Now many Knicks fans will see this news and whine about our salary cap for this coming off-season. Mayo is making $4.46 million this season and is set to make $5.6 million next year in the final year of his rookie deal. Don’t fret people, adding a talent like Mayo can only strengthen the Knicks’ position in their continuous trade talks with Denver about Carmelo Anthony. If New York trades for Mayo and if he pans out, then the Knicks would have a pool of Landry Fields, Wilson Chandler, Danilo Gallinari, Timofey Mozgov and Anthony Randolph to choose from in any potential deals with Denver for Carmelo [Editor’s Note: although in that scenario we would have already traded at least one of those guys away to get Mayo.  Separate concern: if Melo ends up not being traded and instead just becomes a free agent in the summer, we might not be able to offer him a max contract, depending on whom we would have given away for Mayo]. The loss of any one of those players would be overcome by the addition of Carmelo and Mayo, who could potentially transition seamlessly into the Knicks starting rotation.

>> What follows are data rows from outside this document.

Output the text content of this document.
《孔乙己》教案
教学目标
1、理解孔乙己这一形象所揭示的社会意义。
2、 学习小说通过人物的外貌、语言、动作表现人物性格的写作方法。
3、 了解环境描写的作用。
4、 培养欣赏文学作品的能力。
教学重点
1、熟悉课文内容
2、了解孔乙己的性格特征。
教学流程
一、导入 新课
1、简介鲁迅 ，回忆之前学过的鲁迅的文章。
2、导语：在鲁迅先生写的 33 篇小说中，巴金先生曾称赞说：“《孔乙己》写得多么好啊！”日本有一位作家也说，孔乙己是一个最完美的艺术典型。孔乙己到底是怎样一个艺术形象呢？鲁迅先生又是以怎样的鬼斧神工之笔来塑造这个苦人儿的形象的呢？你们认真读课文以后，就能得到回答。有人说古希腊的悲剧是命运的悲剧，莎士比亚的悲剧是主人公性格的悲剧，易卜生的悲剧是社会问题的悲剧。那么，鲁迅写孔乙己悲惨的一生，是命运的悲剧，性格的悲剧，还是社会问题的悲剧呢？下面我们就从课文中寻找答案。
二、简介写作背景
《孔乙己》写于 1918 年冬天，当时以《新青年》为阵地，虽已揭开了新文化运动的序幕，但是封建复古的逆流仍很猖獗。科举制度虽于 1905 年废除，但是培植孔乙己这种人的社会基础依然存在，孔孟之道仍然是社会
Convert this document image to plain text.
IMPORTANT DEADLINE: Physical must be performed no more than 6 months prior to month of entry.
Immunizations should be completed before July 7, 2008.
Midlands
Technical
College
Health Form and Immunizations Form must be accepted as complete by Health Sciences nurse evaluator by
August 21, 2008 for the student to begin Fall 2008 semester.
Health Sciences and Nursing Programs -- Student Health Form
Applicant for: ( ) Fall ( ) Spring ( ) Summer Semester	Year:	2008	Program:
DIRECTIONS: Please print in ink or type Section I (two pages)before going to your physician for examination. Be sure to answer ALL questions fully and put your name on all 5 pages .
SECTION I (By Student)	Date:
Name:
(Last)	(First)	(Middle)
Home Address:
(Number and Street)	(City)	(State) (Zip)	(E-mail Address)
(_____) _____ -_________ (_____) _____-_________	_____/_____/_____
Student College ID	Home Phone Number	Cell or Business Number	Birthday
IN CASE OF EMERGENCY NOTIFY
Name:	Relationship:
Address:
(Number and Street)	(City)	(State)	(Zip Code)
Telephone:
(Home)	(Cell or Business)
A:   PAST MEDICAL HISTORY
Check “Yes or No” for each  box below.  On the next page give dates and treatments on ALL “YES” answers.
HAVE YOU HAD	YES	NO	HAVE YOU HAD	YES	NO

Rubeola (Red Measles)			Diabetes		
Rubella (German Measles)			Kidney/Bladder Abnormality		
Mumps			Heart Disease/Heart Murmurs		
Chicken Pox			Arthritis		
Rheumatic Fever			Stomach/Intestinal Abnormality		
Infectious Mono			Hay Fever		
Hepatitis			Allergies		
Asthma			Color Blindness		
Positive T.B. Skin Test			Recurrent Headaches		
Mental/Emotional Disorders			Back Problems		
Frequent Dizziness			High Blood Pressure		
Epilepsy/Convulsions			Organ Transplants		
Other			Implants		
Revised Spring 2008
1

For those Knicks fans that are reading this and complaining about Mayo’s current stat line … just how well was Michael Beasley playing last season? Look at Beasley now! I was looking for the Knicks to make the move to acquire Beasley this past off-season, because I saw his offensive talents, and because Miami was dumb enough to give him away for nothing. The Knicks made the mistake of not going after him and now the worst GM in the NBA is reaping the benefits from it  [Ed’s note: well, we don’t know actually if the Knicks didn’t go after Beas, only that we didn’t end up getting him. Teams tend to prefer to trade potentially good players to the opposite conference.  Add in the New York-Miami past, and I’d imagine that the Heat would’ve been particularly hesitant about giving away a talent to the Knicks who could come back to bite ’em in the butt four times a year].  All the Timberwolves had to give Miami for the services of Michael Beasley was two second-round draft picks. I highly doubt that’s what Memphis will be asking for in exchange for Mayo since they aren’t in any pressing need to shed salary right away like Miami was at the time. However, their asking price for Mayo shouldn’t be high at all given his recent poor play, the inability of the coaching staff to judge the talent on their roster and the history of failure of that front office, specifically their owner [Ed’s note: I disagree that their asking price will be low.  They know he’s got talent, and with him still on a relatively reasonable rookie salary, there’s no reason for them to give up on him unless they get some genuinely decent property in return.  I think they more likely give up on Hollins.  Teams don’t normally (or easily) give up on a top 3 pick who averaged 17+ his first two years, even if he’s been awful the first two months of his third season.  Unless Memphis gets a nice haul, don’t expect Mayo to be traded this season.  Plus, the “source” that said they think Mayo will end up in New York is cited as being a close friend of the family.  Often players don’t realize they’ve been traded until they hear it in the news, so chances that a friend of the family would have legit promising knowledge seems slim.]

Mayo is a talented scorer, undersized for his position, but talented nonetheless. If Memphis makes the same mistake with Mayo that Miami made with Beasley, then Donnie would be twice the fool for letting another golden opportunity pass him by.

Let’s hope the Knicks can pull off a Pau here!